Chapter 9🍂 Maksud dibaliknya

50 17 9
                                    

"jika kita memberikan sesuatu, alangkah baiknya tulus dari dalam hati, bukan karena ada sesuatu, yang hanya menguntungkan diri"

🍂🍂

Selamat membaca

🍂🍂






Aku kembali ke ruanganku, setelah merasa cukup mengisi makanan yang diberikan Bu Desi tadi, untungnya para ibu-ibu di sana tidak melanjutkan pembicaraan mereka, sehingga aku bisa kembali ke ruanganku. kalau boleh jujur aku merasa risih di antara para ibu-ibu tadi, apa lagi mereka membicarakan orang lain.

Gerakanku terhenti ketika melihat sebuah paper bag berada di atas meja kerjaku, aku meraihnya, mengambil secarik kertas yang sang pemilik tinggalnya. Nama Pak Widya tertera dalam kertas itu membuatku sedikit terkejut setelah membacanya.

Apa maksudnya? kenapa beliau memberikan ini kepadaku? pertanyaan penuh tanda tanya terus mengisi benakku.

Alarm dari ponselku berdering menandakan waktu mengajarku segera tiba, aku akhir-akhir ini selalu memasangnya agar aku tidak lupa. Baiklah kita lupakan tujuan Pak Widya memberikan paper bag berisi makanan ini untuk sejenak, saat ini aku harus segera pergi ke kelas, anak muridku pasti sudah menunggu.

Kulangkahkan kakiku menuju kelas, meninggalkan rasa penasaran terhadap paper bag tersebut.

🍁🍁🍁🍁

Ya Allah, apa maksudnya semua ini. Keempat kalinya aku mendapatkan makanan yang diberikan Pak Widya tanpa tau maksudnya. Aku tidak ingin suudzon, tapi jika terus seperti ini aku malah berpikir yang tidak-tidak. Awalnya aku mengira beliau memberikan ini hanya sebagai bentuk kebaikan atasan kepada bawahannya, namun jika hal ini terulang berturut-turut bukankah terlalu berlebihan?

Maka dari itu, hari ini aku memutuskan untuk pergi menemui Pak Widya, sebenarnya aku takut, tapi aku mencoba tuk memberanikan diri.
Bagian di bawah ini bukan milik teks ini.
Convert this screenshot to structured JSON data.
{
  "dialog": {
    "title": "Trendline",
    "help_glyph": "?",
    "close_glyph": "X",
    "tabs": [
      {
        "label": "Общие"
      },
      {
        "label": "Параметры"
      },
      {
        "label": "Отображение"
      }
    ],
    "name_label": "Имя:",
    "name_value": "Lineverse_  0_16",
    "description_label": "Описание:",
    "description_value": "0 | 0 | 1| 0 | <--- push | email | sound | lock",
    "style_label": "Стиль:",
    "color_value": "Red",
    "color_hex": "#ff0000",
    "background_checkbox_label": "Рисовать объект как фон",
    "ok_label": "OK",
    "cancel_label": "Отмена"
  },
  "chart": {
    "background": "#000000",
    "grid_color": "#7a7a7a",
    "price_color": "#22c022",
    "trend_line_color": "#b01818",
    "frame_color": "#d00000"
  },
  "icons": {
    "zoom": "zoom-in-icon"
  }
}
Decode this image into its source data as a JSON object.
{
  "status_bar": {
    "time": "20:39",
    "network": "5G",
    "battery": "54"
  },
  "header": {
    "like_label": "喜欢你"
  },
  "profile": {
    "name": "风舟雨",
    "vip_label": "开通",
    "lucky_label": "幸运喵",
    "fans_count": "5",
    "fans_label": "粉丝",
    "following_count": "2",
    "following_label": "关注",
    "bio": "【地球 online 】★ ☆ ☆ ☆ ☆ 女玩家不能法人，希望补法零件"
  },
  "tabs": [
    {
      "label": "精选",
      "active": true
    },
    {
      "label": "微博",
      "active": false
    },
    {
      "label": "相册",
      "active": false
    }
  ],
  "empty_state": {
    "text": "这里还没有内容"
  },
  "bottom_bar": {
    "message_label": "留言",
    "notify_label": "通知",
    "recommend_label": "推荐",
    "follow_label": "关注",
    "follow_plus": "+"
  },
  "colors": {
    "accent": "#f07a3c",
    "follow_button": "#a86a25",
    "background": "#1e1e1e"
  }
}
"Assalamualaikum, permisi." Kuketuk perlahan pintu ruangan Pak Widya. Tak lama terdengar suara dari dalam yang mempersilahkanku masuk.

Terlihat Pak Widya tengah duduk di kursi dengan kacamata bacanya. "Bu Diraya," Pak Widya berkata kepadaku.

"Maaf sebelumnya, menganggu waktu kerja Bapak."

"Tidak perlu meminta maaf, mari duduk." Beliau bangkit dari kursi lalu berjalan ke arah sofa, mempersilahkanku duduk di sana.

"Saya sudah menduga anda pasti akan datang menemui saya, namun saya tidak mengetahui anda akan datang hari ini," sambung Pak Widya.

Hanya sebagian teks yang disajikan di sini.